Torrie will be the first to tell you she’s been thrown off a lot of horses in her lifetime, but she’s been fortunate to only suffer a couple of serious injuries.

“A bandage on my horse’s leg came unwound and he stepped on it with his hind leg,” Needham recalls. “Down he went and down I went, too. I had a separated shoulder. Doctors had to cut off the end of my collarbone because something was catching on it. I haven’t had a problem with it since. 

“Then about seven or eight years ago I was ponying at a horse sale at Del Mar,” Needham continued. “I got on this pony and was warming him up in the chute. It was (early in the morning and) still dark and there were no lights or anything. He spooked and I spurred him right out from under me. I ended up cutting my head open and I had a hematoma in my head. They had to shave all my hair off.”  

Her golden locks have grown back since and now Needham sports hair that falls well past her shoulders. She’s retired now with her husband, William, who was a structural steel contractor and fabricator. They’ve been married for 22 years. He has a daughter who lives in New Mexico. 

In the past she’s done photography for Jockey World and has written articles on exercise riding for people who are interested in becoming a jockey or exercise rider. Needham even co-hosted a podcast with Eclipse Award winning jockey Frankie Lovato, the inventor of the Equiciser.

“I live across from a show arena,” Needham says, “and I show my little 17-year-old mare that we bred and raised.

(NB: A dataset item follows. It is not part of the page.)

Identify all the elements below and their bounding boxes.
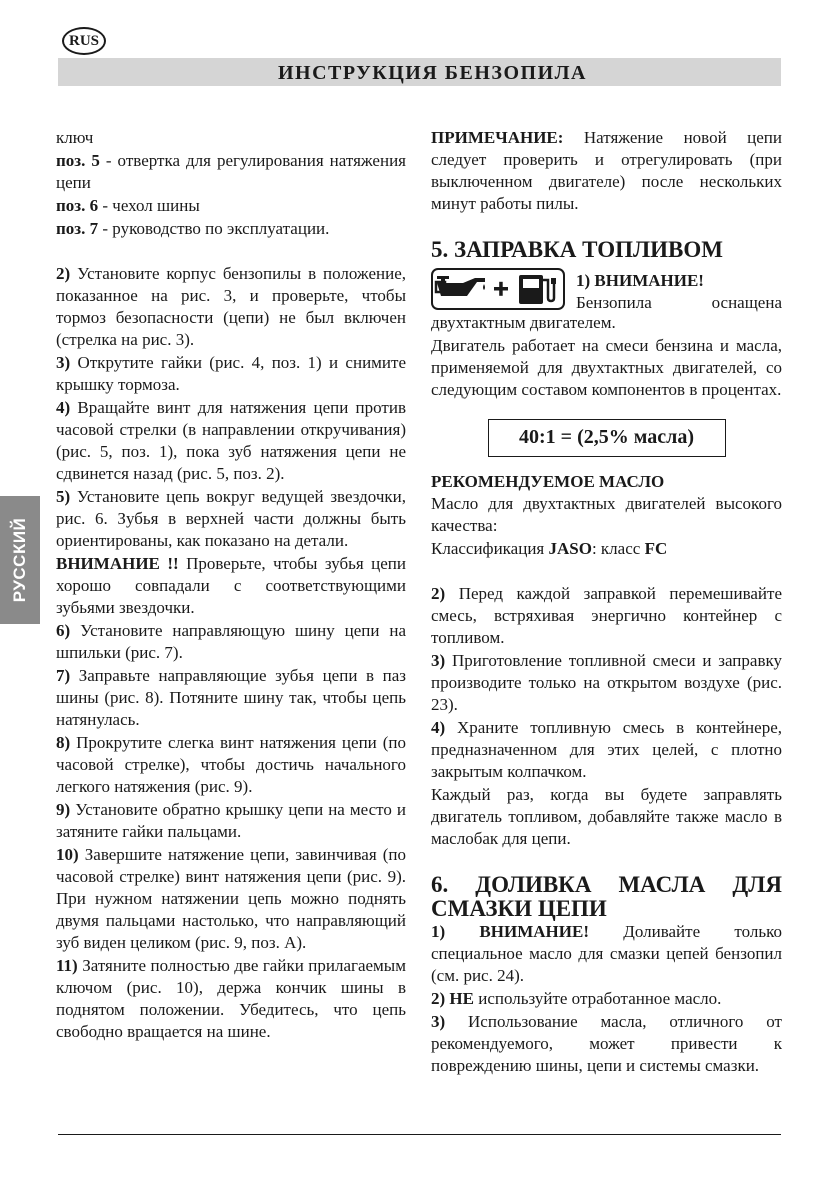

I just take her across the street and show her just for fun.” 

And that’s sort of the bottom line with people who ride horses for a living. It’s fun. The exhilaration one feels when they first climb up on a horse may dull over years and years of riding. But then you experience the ultimate ride and you’re hooked all over again.

“I can remember galloping a horse,” Torrie states. “His name was Danebo. We were at Santa Anita. Very few horses, if any, have done this to me. When he galloped it felt so good that I just got chills after he pulled up. 

“One other horse did that to me,” Needham adds. “His name was Mountain Cat for D. Wayne Lukas. He was a 2-year-old with a troubled past and he just went out there and put in the perfect gallop. I shouldn’t say this but it’s even better than sex. There’s just nothing like it. It’s a feeling of grandeur. It doesn’t happen very often. Horses have problems or you have a problem or you’re hurting. But when it all comes together, it’s heaven.”